Marketing surveys and application forms often have check boxes for age, bracketed by decade, with the oldest bracket being 55+ or 65+ as the oldest. Age 65 and 105 are all in the same age category. I assume the surveys are being created by twenty-somethings and they think anyone over 50 is old.
I remember managing a large group of computer programmer analysts who were mostly in their 20’s and 30’s. Their 30th birthday was celebrated with black balloons and cards containing condolences. I was in my early 40’s at the time and found it humorous. Yet 65 did seem old to me at that time. Looking back from age 65, the 40’s seemed young.
We just celebrated the 100th birthday of our friend, Marjorie Johnson, who is still a popular television and radio guest. She wrote her book “Blue Ribbon Baking” based on winning thousands of Blue Ribbons for her baking. She was a delightful guest on Jay Leno’s show as well as many others. She continues to entertain with her energy, wisdom, and humor.
She exercises 30 minutes every day and has a goal of reaching over age 115 to get into the record books. She started entering baking contests in her 50’s and still won an amazing number of ribbons … and continues to win ribbons at age 100.

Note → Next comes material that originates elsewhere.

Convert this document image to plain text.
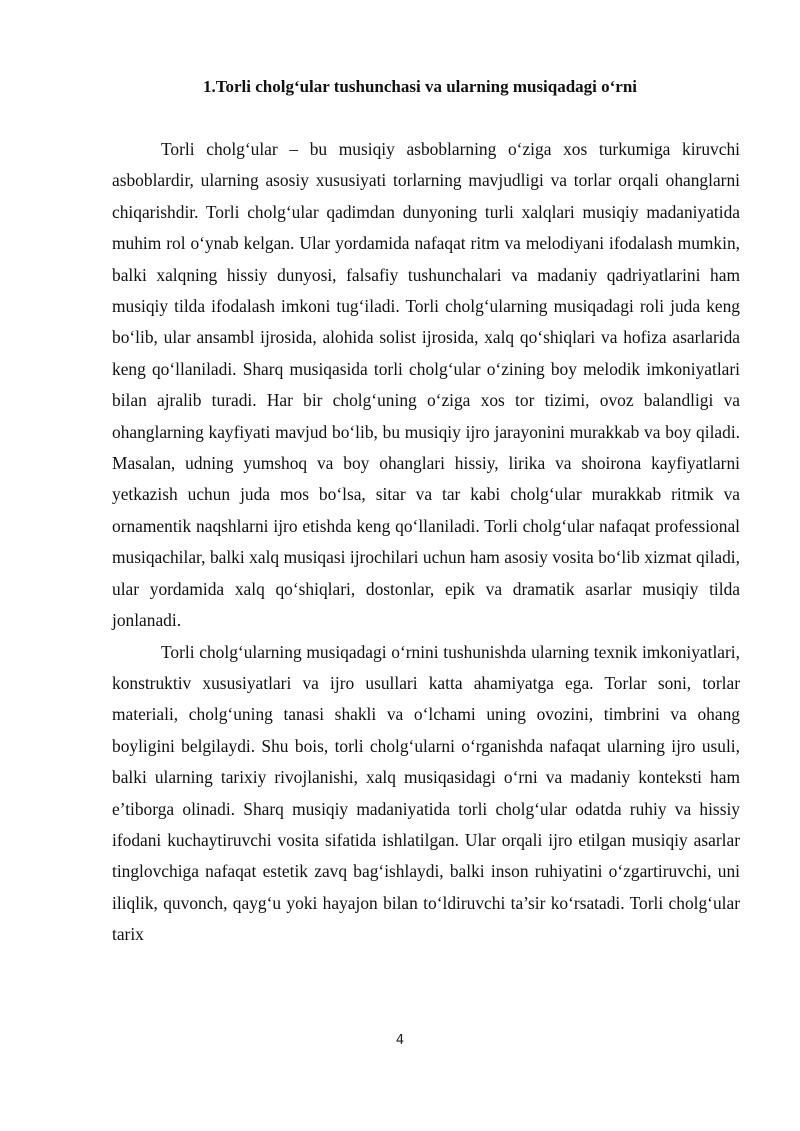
1.Torli cholg‘ular tushunchasi va ularning musiqadagi o‘rni

Torli cholg‘ular – bu musiqiy asboblarning o‘ziga xos turkumiga kiruvchi asboblardir, ularning asosiy xususiyati torlarning mavjudligi va torlar orqali ohanglarni chiqarishdir. Torli cholg‘ular qadimdan dunyoning turli xalqlari musiqiy madaniyatida muhim rol o‘ynab kelgan. Ular yordamida nafaqat ritm va melodiyani ifodalash mumkin, balki xalqning hissiy dunyosi, falsafiy tushunchalari va madaniy qadriyatlarini ham musiqiy tilda ifodalash imkoni tug‘iladi. Torli cholg‘ularning musiqadagi roli juda keng bo‘lib, ular ansambl ijrosida, alohida solist ijrosida, xalq qo‘shiqlari va hofiza asarlarida keng qo‘llaniladi. Sharq musiqasida torli cholg‘ular o‘zining boy melodik imkoniyatlari bilan ajralib turadi. Har bir cholg‘uning o‘ziga xos tor tizimi, ovoz balandligi va ohanglarning kayfiyati mavjud bo‘lib, bu musiqiy ijro jarayonini murakkab va boy qiladi. Masalan, udning yumshoq va boy ohanglari hissiy, lirika va shoirona kayfiyatlarni yetkazish uchun juda mos bo‘lsa, sitar va tar kabi cholg‘ular murakkab ritmik va ornamentik naqshlarni ijro etishda keng qo‘llaniladi. Torli cholg‘ular nafaqat professional musiqachilar, balki xalq musiqasi ijrochilari uchun ham asosiy vosita bo‘lib xizmat qiladi, ular yordamida xalq qo‘shiqlari, dostonlar, epik va dramatik asarlar musiqiy tilda jonlanadi.

Torli cholg‘ularning musiqadagi o‘rnini tushunishda ularning texnik imkoniyatlari, konstruktiv xususiyatlari va ijro usullari katta ahamiyatga ega. Torlar soni, torlar materiali, cholg‘uning tanasi shakli va o‘lchami uning ovozini, timbrini va ohang boyligini belgilaydi. Shu bois, torli cholg‘ularni o‘rganishda nafaqat ularning ijro usuli, balki ularning tarixiy rivojlanishi, xalq musiqasidagi o‘rni va madaniy konteksti ham e’tiborga olinadi. Sharq musiqiy madaniyatida torli cholg‘ular odatda ruhiy va hissiy ifodani kuchaytiruvchi vosita sifatida ishlatilgan. Ular orqali ijro etilgan musiqiy asarlar tinglovchiga nafaqat estetik zavq bag‘ishlaydi, balki inson ruhiyatini o‘zgartiruvchi, uni iliqlik, quvonch, qayg‘u yoki hayajon bilan to‘ldiruvchi ta’sir ko‘rsatadi. Torli cholg‘ular tarix

4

Fastest Rate of Growth is Over 75 Years
When you know someone like Marjorie Johnson it helps explain why the over-65 and over-75 age categories are the fastest growing segments of the workplace. There are many reasons, but the numbers are clear. These are people who are on the payroll working for a company.
The growth by those who are self-employed is even larger. Many people are driven by wanting to do meaningful work. Others can’t afford to retire at the income level they desire. Many of our clients, who were senior leaders in large companies, looked forward to retirement. After 6 to 18 months they “fail retirement” and want to go back to making a contribution.
Meaningful Work and Flexibility
Turns out that it is not just Millennials who want meaningful work and flexibility. Those are also driving forces for those over the typical retirement age who continue to work. I personally get great personal reward by being able to make a meaningful difference in people’s lives. It keeps me engaged.
I admit that when the survey age categories end at 55+ my view is that the companies are not in touch with reality … it is their choice. I hope a few seniors will go to work for a marketing company and expand the age categories for those surveys. Marjorie Johnson would like one age category for age 110+.